During the month of October, our elementary school students harvested potatoes, and enjoyed oven roasted apples, pears, and pumpkins. As the days became shorter and colder, we prepared the garden for the winter months by composting fallen maple tree leaves, collecting and sorting seeds, and removing old plant matter from beds.
Our middle school students spent their classroom days in our culinary arts room cooking up seasonal dishes. With a fresh batch of hand-pressed apple cider, students learned to make apple caramel candies, apple doughnut cake, New England apple cider cake, and a savory chicken dish with an apple cider reduction.

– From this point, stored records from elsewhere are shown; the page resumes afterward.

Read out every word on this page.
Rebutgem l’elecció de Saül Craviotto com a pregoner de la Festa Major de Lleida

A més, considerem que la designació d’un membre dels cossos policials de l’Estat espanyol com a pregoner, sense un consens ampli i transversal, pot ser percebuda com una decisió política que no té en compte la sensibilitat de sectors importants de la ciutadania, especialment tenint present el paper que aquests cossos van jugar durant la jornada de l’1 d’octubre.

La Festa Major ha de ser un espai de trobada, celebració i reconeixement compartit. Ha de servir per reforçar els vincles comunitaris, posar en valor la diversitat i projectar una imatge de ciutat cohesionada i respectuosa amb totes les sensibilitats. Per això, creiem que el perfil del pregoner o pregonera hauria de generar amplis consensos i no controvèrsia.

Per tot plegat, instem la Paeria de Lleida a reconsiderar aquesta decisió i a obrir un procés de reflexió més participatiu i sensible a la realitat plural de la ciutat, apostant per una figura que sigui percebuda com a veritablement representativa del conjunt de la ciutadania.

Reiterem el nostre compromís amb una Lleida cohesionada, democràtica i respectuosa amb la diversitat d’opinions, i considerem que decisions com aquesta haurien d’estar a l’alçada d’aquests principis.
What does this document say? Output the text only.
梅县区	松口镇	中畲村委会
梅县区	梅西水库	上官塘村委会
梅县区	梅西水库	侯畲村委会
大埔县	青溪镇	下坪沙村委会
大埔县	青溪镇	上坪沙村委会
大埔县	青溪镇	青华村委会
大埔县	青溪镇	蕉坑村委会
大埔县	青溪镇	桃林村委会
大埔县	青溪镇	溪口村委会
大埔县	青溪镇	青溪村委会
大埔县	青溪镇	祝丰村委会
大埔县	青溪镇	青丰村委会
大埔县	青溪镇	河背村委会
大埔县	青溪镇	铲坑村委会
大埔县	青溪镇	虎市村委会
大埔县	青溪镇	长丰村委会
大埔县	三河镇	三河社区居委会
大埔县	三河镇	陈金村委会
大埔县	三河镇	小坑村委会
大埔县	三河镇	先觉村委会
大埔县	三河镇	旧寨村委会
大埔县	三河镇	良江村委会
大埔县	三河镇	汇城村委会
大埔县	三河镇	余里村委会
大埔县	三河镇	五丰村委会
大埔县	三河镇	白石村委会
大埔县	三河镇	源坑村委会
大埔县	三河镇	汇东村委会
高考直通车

It is really possible to make cheese in under 1 hour? As a class, we determined the answer to this question: Yes, if you follow ALL directions carefully and have the ability to quickly troubleshoot a potential cheese disaster. Students worked in groups to make a traditional mozzarella, a spicy chivo fresco, squeaky cheese curds, and a honey toasted cheese. While the end results were delicious, the process involved much attention to proper warming and cooling temperatures, rate of coagulation, stirring methods, and adequate draining of whey to reach desired consistency.

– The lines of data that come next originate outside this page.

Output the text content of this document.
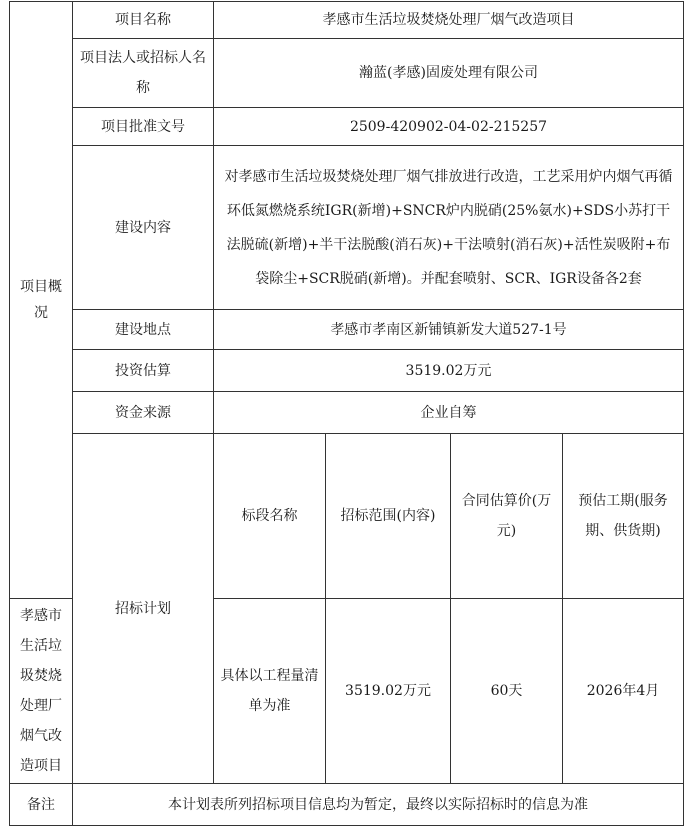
项目概况	项目名称	孝感市生活垃圾焚烧处理厂烟气改造项目				
	项目法人或招标人名称	瀚蓝(孝感)固废处理有限公司				
	项目批准文号	2509-420902-04-02-215257				
	建设内容	对孝感市生活垃圾焚烧处理厂烟气排放进行改造，工艺采用炉内烟气再循环低氮燃烧系统IGR(新增)+SNCR炉内脱硝(25%氨水)+SDS小苏打干法脱硫(新增)+半干法脱酸(消石灰)+干法喷射(消石灰)+活性炭吸附+布袋除尘+SCR脱硝(新增)。并配套喷射、SCR、IGR设备各2套				
	建设地点	孝感市孝南区新铺镇新发大道527-1号				
	投资估算	3519.02万元				
	资金来源	企业自筹				
	招标计划	标段名称	招标范围(内容)	合同估算价(万元)	预估工期(服务期、供货期)	
孝感市生活垃圾焚烧处理厂烟气改造项目		具体以工程量清单为准	3519.02万元	60天	2026年4月	
备注	本计划表所列招标项目信息均为暂定，最终以实际招标时的信息为准					
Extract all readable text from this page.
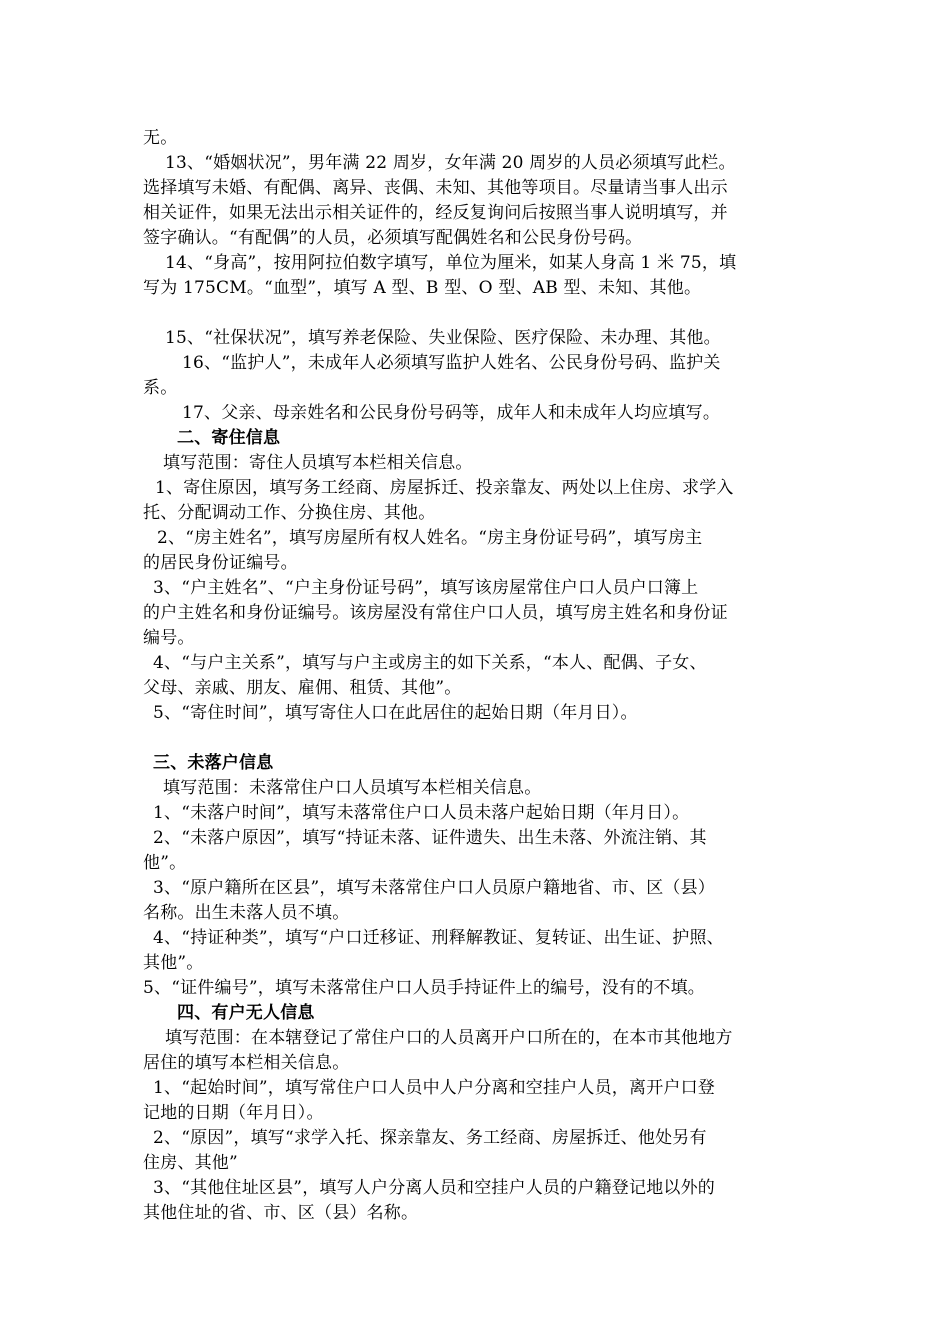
无。
13、“婚姻状况”，男年满 22 周岁，女年满 20 周岁的人员必须填写此栏。
选择填写未婚、有配偶、离异、丧偶、未知、其他等项目。尽量请当事人出示
相关证件，如果无法出示相关证件的，经反复询问后按照当事人说明填写，并
签字确认。“有配偶”的人员，必须填写配偶姓名和公民身份号码。
14、“身高”，按用阿拉伯数字填写，单位为厘米，如某人身高 1 米 75，填
写为 175CM。“血型”，填写 A 型、B 型、O 型、AB 型、未知、其他。
15、“社保状况”，填写养老保险、失业保险、医疗保险、未办理、其他。
16、“监护人”，未成年人必须填写监护人姓名、公民身份号码、监护关
系。
17、父亲、母亲姓名和公民身份号码等，成年人和未成年人均应填写。
二、寄住信息
填写范围：寄住人员填写本栏相关信息。
1、寄住原因，填写务工经商、房屋拆迁、投亲靠友、两处以上住房、求学入
托、分配调动工作、分换住房、其他。
2、“房主姓名”，填写房屋所有权人姓名。“房主身份证号码”，填写房主
的居民身份证编号。
3、“户主姓名”、“户主身份证号码”，填写该房屋常住户口人员户口簿上
的户主姓名和身份证编号。该房屋没有常住户口人员，填写房主姓名和身份证
编号。
4、“与户主关系”，填写与户主或房主的如下关系，“本人、配偶、子女、
父母、亲戚、朋友、雇佣、租赁、其他”。
5、“寄住时间”，填写寄住人口在此居住的起始日期（年月日）。
三、未落户信息
填写范围：未落常住户口人员填写本栏相关信息。
1、“未落户时间”，填写未落常住户口人员未落户起始日期（年月日）。
2、“未落户原因”，填写“持证未落、证件遗失、出生未落、外流注销、其
他”。
3、“原户籍所在区县”，填写未落常住户口人员原户籍地省、市、区（县）
名称。出生未落人员不填。
4、“持证种类”，填写“户口迁移证、刑释解教证、复转证、出生证、护照、
其他”。
5、“证件编号”，填写未落常住户口人员手持证件上的编号，没有的不填。
四、有户无人信息
填写范围：在本辖登记了常住户口的人员离开户口所在的，在本市其他地方
居住的填写本栏相关信息。
1、“起始时间”，填写常住户口人员中人户分离和空挂户人员，离开户口登
记地的日期（年月日）。
2、“原因”，填写“求学入托、探亲靠友、务工经商、房屋拆迁、他处另有
住房、其他”
3、“其他住址区县”，填写人户分离人员和空挂户人员的户籍登记地以外的
其他住址的省、市、区（县）名称。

Our last class in October was spent exploring several ways to cook with the “Three Sisters”: corn, winter squash, and beans. Students worked in small groups to make tortillas from masa, green tomato salsa, squash and black bean soup with masa dumplings, and three sisters stew. We gathered around our culinary creations and discussed ingredients, and the challenges and successes we experienced. While taste testing all the dishes, we watched fellow classmates perform a short play on why the three sisters make great companion plants.